The surge in energy prices and the unpredictability of the conflict have offset tailwinds from strong technology-related investment, easing U.S. tariffs under Donald Trump, and momentum carried over from 2025.
The Strait of Hormuz—through which roughly one-fifth of global hydrocarbons previously flowed—has been largely paralyzed since the start of hostilities on February 28, when the United States and Israel launched strikes on Iran, prompting Tehran to restrict access to the strategic route.
“There is a high level of uncertainty regarding the duration and scale of the current Middle East conflict, meaning these projections are subject to significant downside risks that could result in lower growth and higher inflation,” said Mathias Cormann.
Uneven impact
The OECD’s baseline scenario assumes that current energy market disruptions will gradually ease, with oil, gas, and fertilizer prices declining from mid-2026 onward.
However, both the scale and duration of the conflict remain highly uncertain. In that context, Christine Lagarde said this week that the European Central Bank stands ready to raise interest rates again if inflation resurges due to the war.

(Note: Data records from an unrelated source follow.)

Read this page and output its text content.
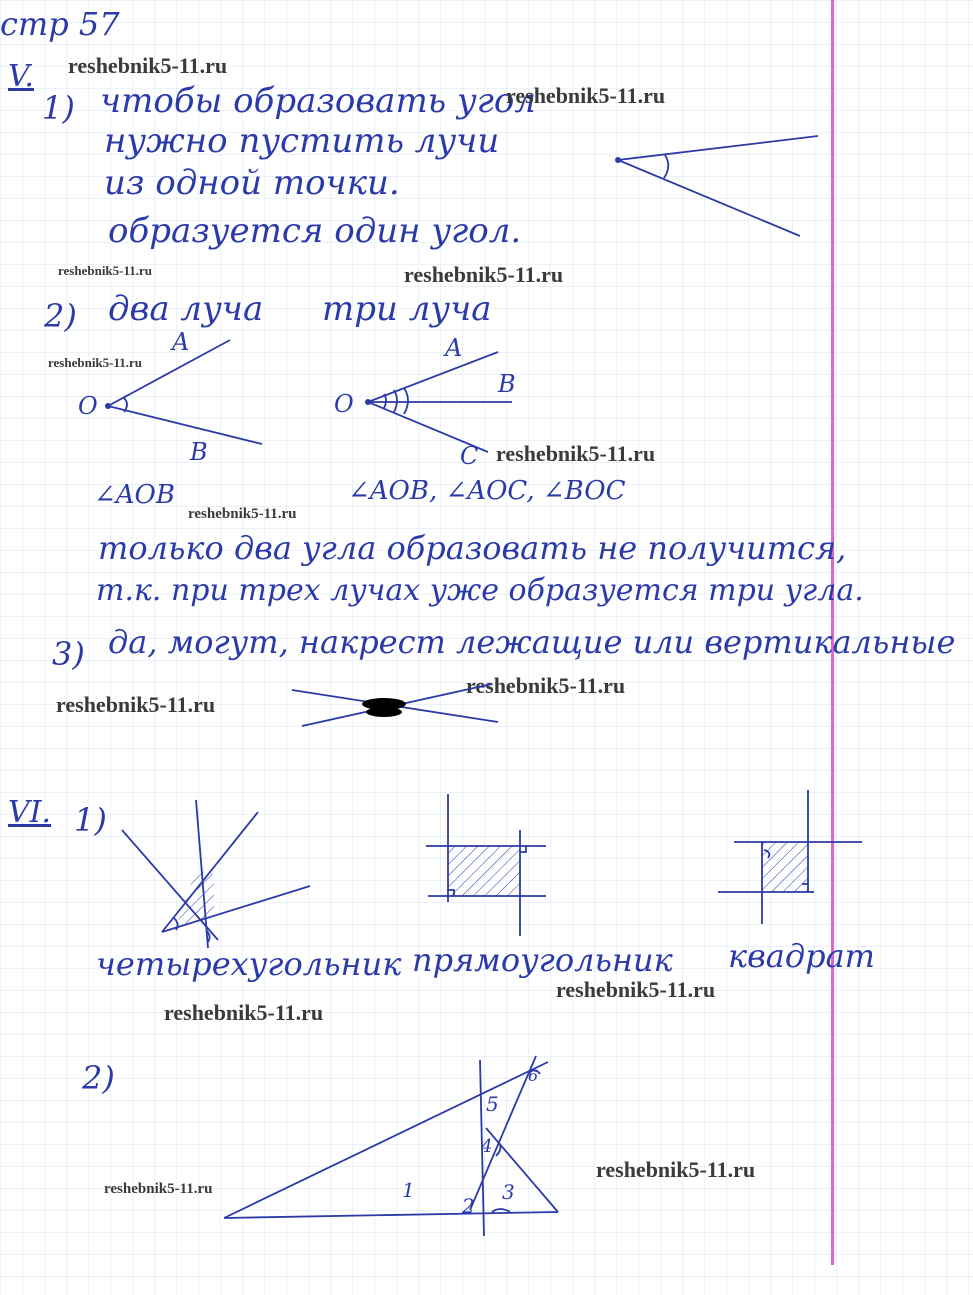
стр 57
V.
1) чтобы образовать угол
нужно пустить лучи
из одной точки.
образуется один угол.
2) два луча три луча
O
A
B
O
A
B
C
∠AOB	∠AOB, ∠AOC, ∠BOC
только два угла образовать не получится,
т.к. при трех лучах уже образуется три угла.
3) да, могут, накрест лежащие или вертикальные
VI. 1)
четырехугольник прямоугольник квадрат
2)
1
2
3
4
5
6
reshebnik5-11.ru
reshebnik5-11.ru
reshebnik5-11.ru	reshebnik5-11.ru
reshebnik5-11.ru
reshebnik5-11.ru
reshebnik5-11.ru
reshebnik5-11.ru
reshebnik5-11.ru
reshebnik5-11.ru
reshebnik5-11.ru
reshebnik5-11.ru
reshebnik5-11.ru
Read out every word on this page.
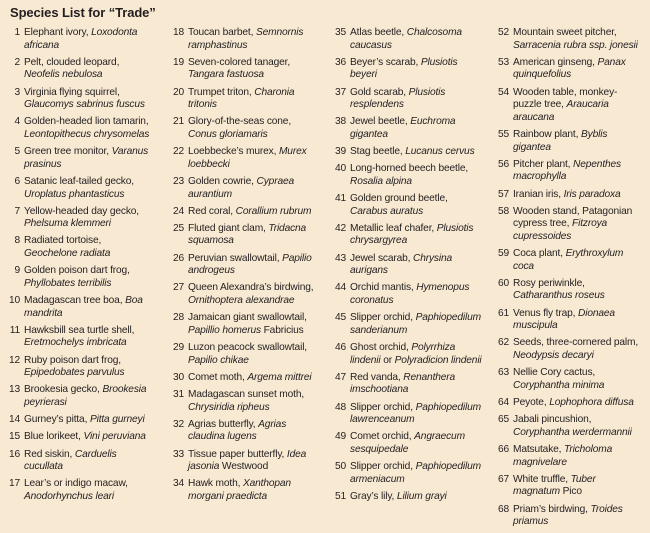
Species List for “Trade”
1 Elephant ivory, Loxodonta africana
2 Pelt, clouded leopard, Neofelis nebulosa
3 Virginia flying squirrel, Glaucomys sabrinus fuscus
4 Golden-headed lion tamarin, Leontopithecus chrysomelas
5 Green tree monitor, Varanus prasinus
6 Satanic leaf-tailed gecko, Uroplatus phantasticus
7 Yellow-headed day gecko, Phelsuma klemmeri
8 Radiated tortoise, Geochelone radiata
9 Golden poison dart frog, Phyllobates terribilis
10 Madagascan tree boa, Boa mandrita
11 Hawksbill sea turtle shell, Eretmochelys imbricata
12 Ruby poison dart frog, Epipedobates parvulus
13 Brookesia gecko, Brookesia peyrierasi
14 Gurney’s pitta, Pitta gurneyi
15 Blue lorikeet, Vini peruviana
16 Red siskin, Carduelis cucullata
17 Lear’s or indigo macaw, Anodorhynchus leari
18 Toucan barbet, Semnornis ramphastinus
19 Seven-colored tanager, Tangara fastuosa
20 Trumpet triton, Charonia tritonis
21 Glory-of-the-seas cone, Conus gloriamaris
22 Loebbecke’s murex, Murex loebbecki
23 Golden cowrie, Cypraea aurantium
24 Red coral, Corallium rubrum
25 Fluted giant clam, Tridacna squamosa
26 Peruvian swallowtail, Papilio androgeus
27 Queen Alexandra’s birdwing, Ornithoptera alexandrae
28 Jamaican giant swallowtail, Papillio homerus Fabricius
29 Luzon peacock swallowtail, Papilio chikae
30 Comet moth, Argema mittrei
31 Madagascan sunset moth, Chrysiridia ripheus
32 Agrias butterfly, Agrias claudina lugens
33 Tissue paper butterfly, Idea jasonia Westwood
34 Hawk moth, Xanthopan morgani praedicta
35 Atlas beetle, Chalcosoma caucasus
36 Beyer’s scarab, Plusiotis beyeri
37 Gold scarab, Plusiotis resplendens
38 Jewel beetle, Euchroma gigantea
39 Stag beetle, Lucanus cervus
40 Long-horned beech beetle, Rosalia alpina
41 Golden ground beetle, Carabus auratus
42 Metallic leaf chafer, Plusiotis chrysargyrea
43 Jewel scarab, Chrysina aurigans
44 Orchid mantis, Hymenopus coronatus
45 Slipper orchid, Paphiopedilum sanderianum
46 Ghost orchid, Polyrrhiza lindenii or Polyradicion lindenii
47 Red vanda, Renanthera imschootiana
48 Slipper orchid, Paphiopedilum lawrenceanum
49 Comet orchid, Angraecum sesquipedale
50 Slipper orchid, Paphiopedilum armeniacum
51 Gray’s lily, Lilium grayi
52 Mountain sweet pitcher, Sarracenia rubra ssp. jonesii
53 American ginseng, Panax quinquefolius
54 Wooden table, monkey-puzzle tree, Araucaria araucana
55 Rainbow plant, Byblis gigantea
56 Pitcher plant, Nepenthes macrophylla
57 Iranian iris, Iris paradoxa
58 Wooden stand, Patagonian cypress tree, Fitzroya cupressoides
59 Coca plant, Erythroxylum coca
60 Rosy periwinkle, Catharanthus roseus
61 Venus fly trap, Dionaea muscipula
62 Seeds, three-cornered palm, Neodypsis decaryi
63 Nellie Cory cactus, Coryphantha minima
64 Peyote, Lophophora diffusa
65 Jabali pincushion, Coryphantha werdermannii
66 Matsutake, Tricholoma magnivelare
67 White truffle, Tuber magnatum Pico
68 Priam’s birdwing, Troides priamus
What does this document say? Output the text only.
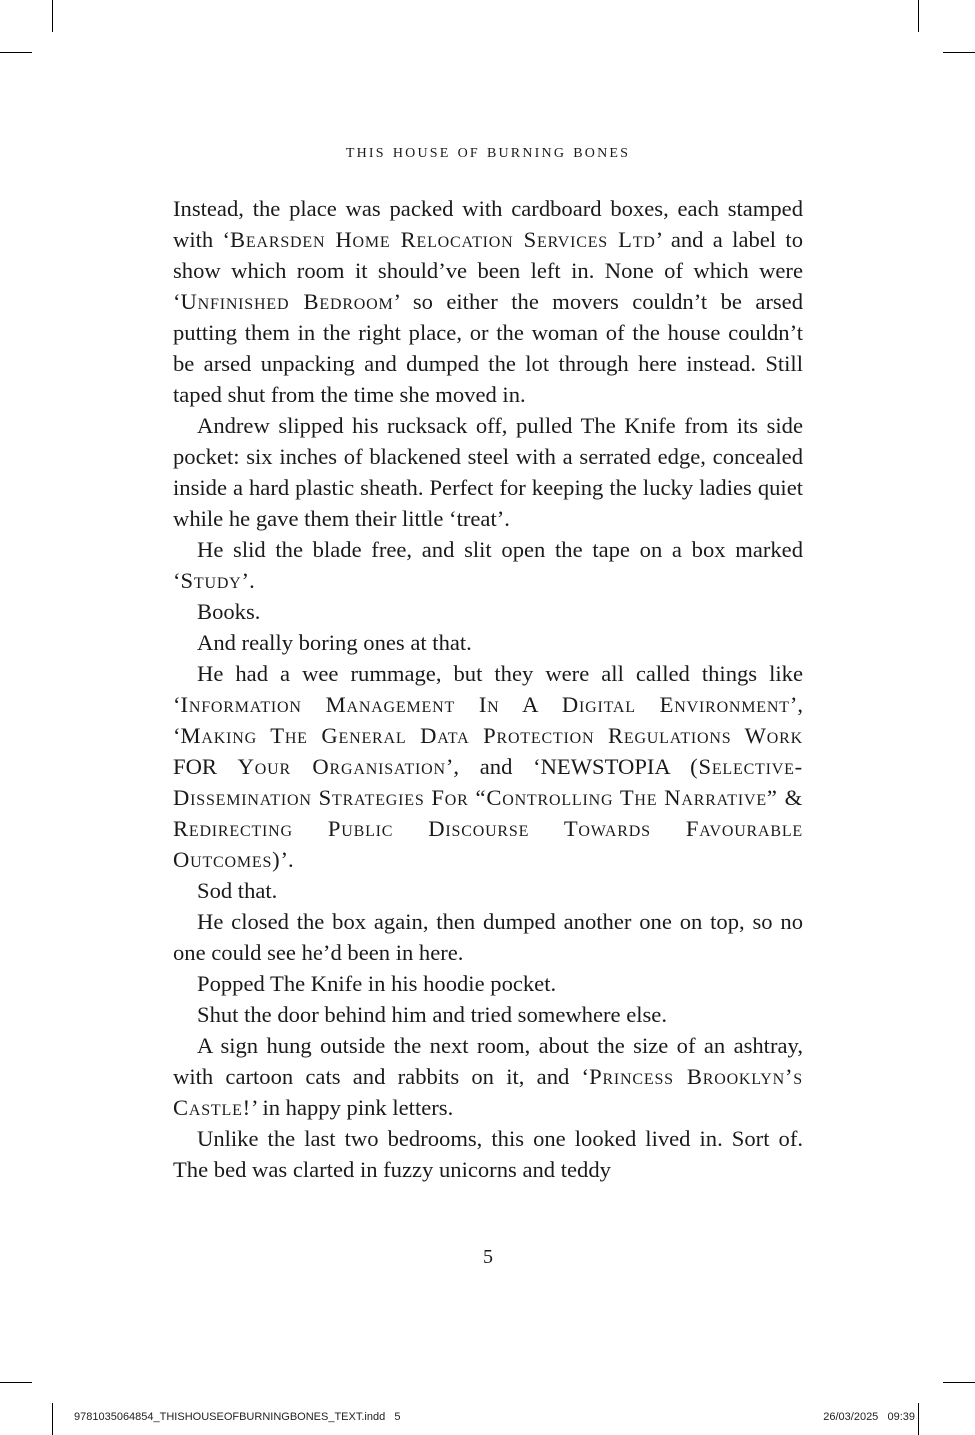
this house of burning bones

Instead, the place was packed with cardboard boxes, each stamped with ‘Bearsden Home Relocation Services Ltd’ and a label to show which room it should’ve been left in. None of which were ‘Unfinished Bedroom’ so either the movers couldn’t be arsed putting them in the right place, or the woman of the house couldn’t be arsed unpacking and dumped the lot through here instead. Still taped shut from the time she moved in.

Andrew slipped his rucksack off, pulled The Knife from its side pocket: six inches of blackened steel with a serrated edge, concealed inside a hard plastic sheath. Perfect for keeping the lucky ladies quiet while he gave them their little ‘treat’.

He slid the blade free, and slit open the tape on a box marked ‘Study’.

Books.

And really boring ones at that.

He had a wee rummage, but they were all called things like ‘Information Management In A Digital Environment’, ‘Making The General Data Protection Regulations Work FOR Your Organisation’, and ‘NEWSTOPIA (Selective-Dissemination Strategies For “Controlling The Narrative” & Redirecting Public Discourse Towards Favourable Outcomes)’.

Sod that.

He closed the box again, then dumped another one on top, so no one could see he’d been in here.

Popped The Knife in his hoodie pocket.

Shut the door behind him and tried somewhere else.

A sign hung outside the next room, about the size of an ashtray, with cartoon cats and rabbits on it, and ‘Princess Brooklyn’s Castle!’ in happy pink letters.

Unlike the last two bedrooms, this one looked lived in. Sort of. The bed was clarted in fuzzy unicorns and teddy

5
9781035064854_THISHOUSEOFBURNINGBONES_TEXT.indd   5	26/03/2025   09:39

Eurozone GDP growth is projected to slow to 0.8% in 2026 as higher energy prices weigh on activity, before recovering to 1.2% in 2027. This represents a significant downgrade from December forecasts of 1.2% and 1.4%, respectively.
In China, growth is expected to ease to 4.4% in 2026 and 4.3% in 2027, broadly in line with previous estimates. Meanwhile, in the United States, growth is projected to slow from 2% in 2026 to 1.7% in 2027. The OECD had previously forecast 1.7% for this year and 1.9% for 2027, before the Supreme Court ruling on Trump-era tariffs.